Le 25 avril 2025, le tribunal de commerce de Rennes a validé la reprise de la Fonderie de Bretagne (FDB) par le groupe landais Europlasma. Placée en redressement judiciaire en janvier, après l’échec d’une tentative de cession par Renault au fonds Private Assets, l’usine de Caudan (Morbihan) amorce une reconversion radicale : d’équipementier automobile, elle devient producteur d’obus. Cette décision illustre les profondes mutations en cours dans l’industrie française, à la croisée des tensions géopolitiques, de la désindustrialisation, et des stratégies de reconquête industrielle.
La Fonderie de Bretagne, ex-filiale de Renault, avait vu son activité décliner progressivement. Alors que l’usine était calibrée pour 60 millions d’euros de chiffre d’affaires annuel, son volume était tombé à 15 millions avant la mise en redressement. La filière automobile, en pleine transition vers l’électrification et une réduction des volumes, n’assurait plus de débouchés suffisants. Renault, recentré sur ses actifs stratégiques, n’avait plus l’intention de maintenir cette unité spécialisée dans la fonderie de pièces métalliques lourdes.
Le sauvetage par Europlasma, principalement connu pour ses activités dans le traitement des déchets dangereux et l’économie circulaire, surprend de prime abord. Mais cette diversification est cohérente dans un contexte où l’industrie européenne de l’armement est en plein redéploiement, stimulée par la guerre en Ukraine, l’augmentation massive des budgets militaires, et la reconstitution des stocks d’armements conventionnels.
266 emplois maintenus et une nouvelle perspective industrielle
Europlasma prévoit de maintenir 266 emplois sur le site, un élément crucial pour une région meurtrie par des vagues de désindustrialisation. L’usine devrait produire jusqu’à 250 000 obus par an dès 2025, avec un débouché assuré par la demande européenne croissante en munitions. À court terme, cet objectif permettra de restaurer rapidement l’activité économique du site, avec des investissements annoncés pour adapter les lignes de production.

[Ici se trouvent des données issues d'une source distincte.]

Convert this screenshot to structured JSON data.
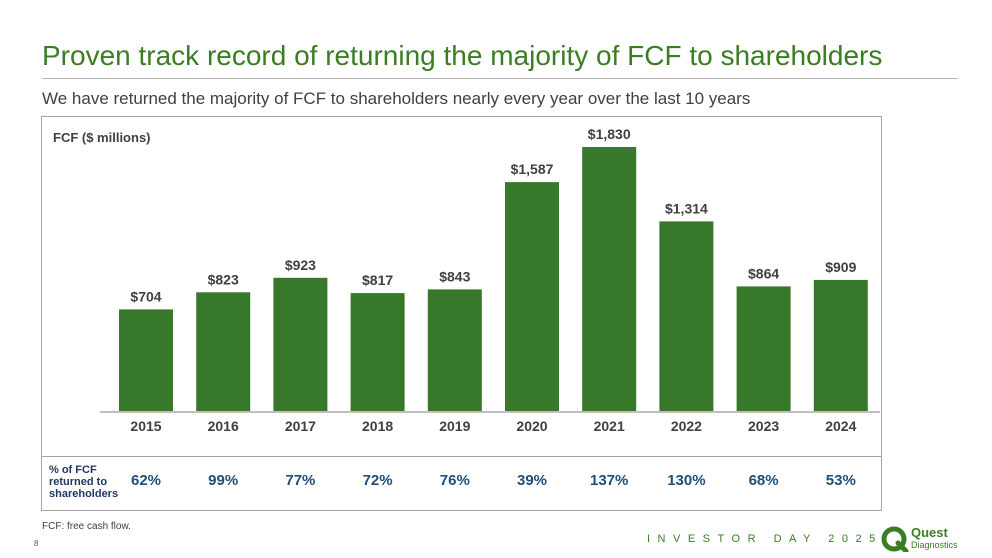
{
  "slide": {
    "title": "Proven track record of returning the majority of FCF to shareholders",
    "subtitle": "We have returned the majority of FCF to shareholders nearly every year over the last 10 years",
    "footnote": "FCF: free cash flow.",
    "page_number": "8",
    "event": "INVESTOR DAY 2025",
    "logo_name": "Quest",
    "logo_sub": "Diagnostics"
  },
  "pct_row": {
    "label_lines": [
      "% of FCF",
      "returned to",
      "shareholders"
    ],
    "values": [
      "62%",
      "99%",
      "77%",
      "72%",
      "76%",
      "39%",
      "137%",
      "130%",
      "68%",
      "53%"
    ]
  },
  "chart_data": {
    "type": "bar",
    "ylabel": "FCF ($ millions)",
    "categories": [
      "2015",
      "2016",
      "2017",
      "2018",
      "2019",
      "2020",
      "2021",
      "2022",
      "2023",
      "2024"
    ],
    "values": [
      704,
      823,
      923,
      817,
      843,
      1587,
      1830,
      1314,
      864,
      909
    ],
    "data_labels": [
      "$704",
      "$823",
      "$923",
      "$817",
      "$843",
      "$1,587",
      "$1,830",
      "$1,314",
      "$864",
      "$909"
    ],
    "ylim": [
      0,
      2000
    ],
    "bar_color": "#38782a",
    "grid": false
  },
  "colors": {
    "brand_green": "#3b7d23",
    "bar_green": "#38782a",
    "pct_blue": "#1f4e79"
  },
  "icons": {
    "logo": "quest-diagnostics-logo-icon"
  }
}
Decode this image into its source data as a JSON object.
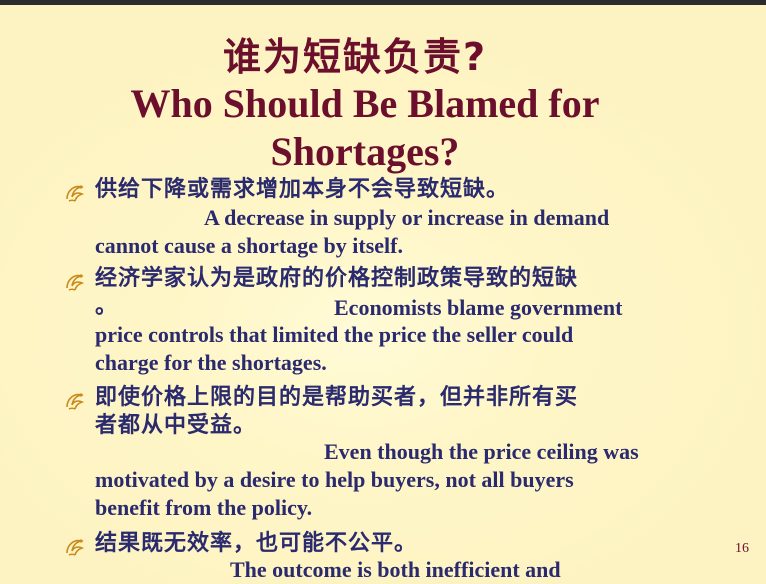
{
  "slide": {
    "title_cn": "谁为短缺负责?",
    "title_en": "Who Should Be Blamed for Shortages?",
    "page_number": "16",
    "bullet_icon": "ornate-bullet-icon",
    "colors": {
      "title": "#6b0f2d",
      "body": "#2a2a6e",
      "background": "#fdf3c2"
    }
  },
  "bullets": [
    {
      "cn": "供给下降或需求增加本身不会导致短缺。",
      "en_first": "A decrease in supply or increase in demand",
      "en_rest": "cannot cause a shortage by itself."
    },
    {
      "cn": "经济学家认为是政府的价格控制政策导致的短缺",
      "cn_cont": "。",
      "en_first": "Economists blame government",
      "en_rest1": "price controls that limited the price the seller could",
      "en_rest2": "charge for the shortages."
    },
    {
      "cn": "即使价格上限的目的是帮助买者，但并非所有买",
      "cn_cont": "者都从中受益。",
      "en_first": "Even though the price ceiling was",
      "en_rest1": "motivated by a desire to help buyers, not all buyers",
      "en_rest2": "benefit from the policy."
    },
    {
      "cn": "结果既无效率，也可能不公平。",
      "en_first": "The outcome is both inefficient and"
    }
  ]
}
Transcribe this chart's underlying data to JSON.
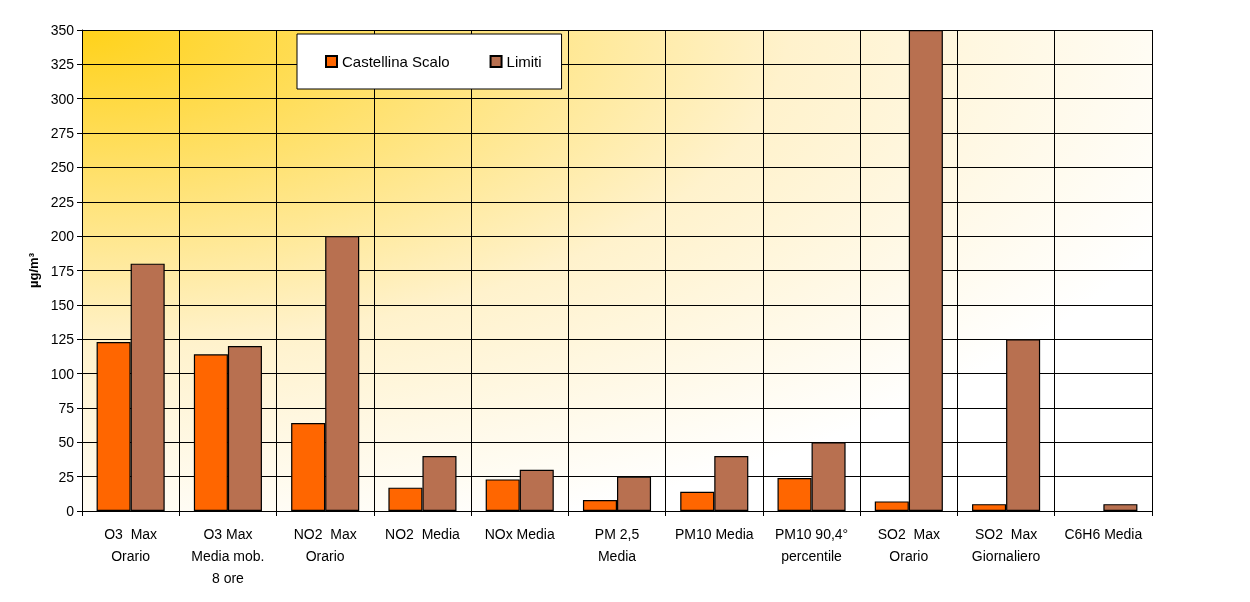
{
  "chart_data": {
    "type": "bar",
    "ylabel": "µg/m³",
    "categories": [
      "O3  Max\nOrario",
      "O3 Max\nMedia mob.\n8 ore",
      "NO2  Max\nOrario",
      "NO2  Media",
      "NOx Media",
      "PM 2,5\nMedia",
      "PM10 Media",
      "PM10 90,4°\npercentile",
      "SO2  Max\nOrario",
      "SO2  Max\nGiornaliero",
      "C6H6 Media"
    ],
    "series": [
      {
        "name": "Castellina Scalo",
        "color": "#ff6600",
        "values": [
          123,
          114,
          64,
          17,
          23,
          8,
          14,
          24,
          7,
          5,
          null
        ]
      },
      {
        "name": "Limiti",
        "color": "#b87050",
        "values": [
          180,
          120,
          200,
          40,
          30,
          25,
          40,
          50,
          350,
          125,
          5
        ]
      }
    ],
    "ylim": [
      0,
      350
    ],
    "yticks": [
      0,
      25,
      50,
      75,
      100,
      125,
      150,
      175,
      200,
      225,
      250,
      275,
      300,
      325,
      350
    ],
    "grid": true,
    "legend": "top"
  }
}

Le projet bénéficie également d’un soutien implicite de l’État, désireux de renforcer la base industrielle et technologique de défense (BITD) française. Si aucun financement public direct n’a pour l’heure été annoncé, plusieurs dispositifs de soutien à l’investissement pourraient être sollicités dans un second temps.
Le choix stratégique d’Europlasma : diversification ou repositionnement ?
Pour Europlasma, cette opération marque une évolution stratégique. Le groupe élargit son périmètre industriel, s’installant sur un segment porteur mais politiquement et socialement sensible : l’armement. Cette diversification pourrait renforcer sa résilience économique, dans un contexte où les marchés environnementaux sont exposés à des incertitudes réglementaires et concurrentielles.
Cependant, ce changement de cap soulève des défis : adapter une culture d’entreprise orientée vers l’environnement aux exigences normatives et éthiques de l’industrie de défense, recruter ou former des compétences spécifiques, et affronter un regard public potentiellement critique vis-à-vis de la production d’armes.
Enjeux économiques et industriels plus larges
La reprise de la FDB intervient dans un contexte plus large de réindustrialisation partielle de la France, qui cherche à regagner des capacités souveraines dans des secteurs critiques, allant de l’énergie à l’armement. Ce mouvement est encouragé par des tensions géopolitiques (Ukraine, Indopacifique) et une volonté stratégique de réduire la dépendance aux fournisseurs extérieurs.
D’un point de vue économique, il faut aussi noter que l’industrie de l’armement offre des marges et des volumes en forte croissance, contrastant avec la contraction attendue de la production automobile traditionnelle. La reconversion de la Fonderie de Bretagne pourrait ainsi servir de modèle, mais aussi de cas test, pour évaluer la capacité d’autres unités industrielles en difficulté à se repositionner sur des marchés stratégiques.
La reprise de la Fonderie de Bretagne par Europlasma est emblématique d’une nouvelle dynamique industrielle française : celle d’une adaptation accélérée aux nouveaux besoins géopolitiques et économiques. Si l’opération permet de sauvegarder l’emploi local et de donner une seconde vie à un outil industriel menacé, elle illustre aussi les mutations profondes de l’économie européenne où la frontière entre civil et militaire devient de plus en plus perméable.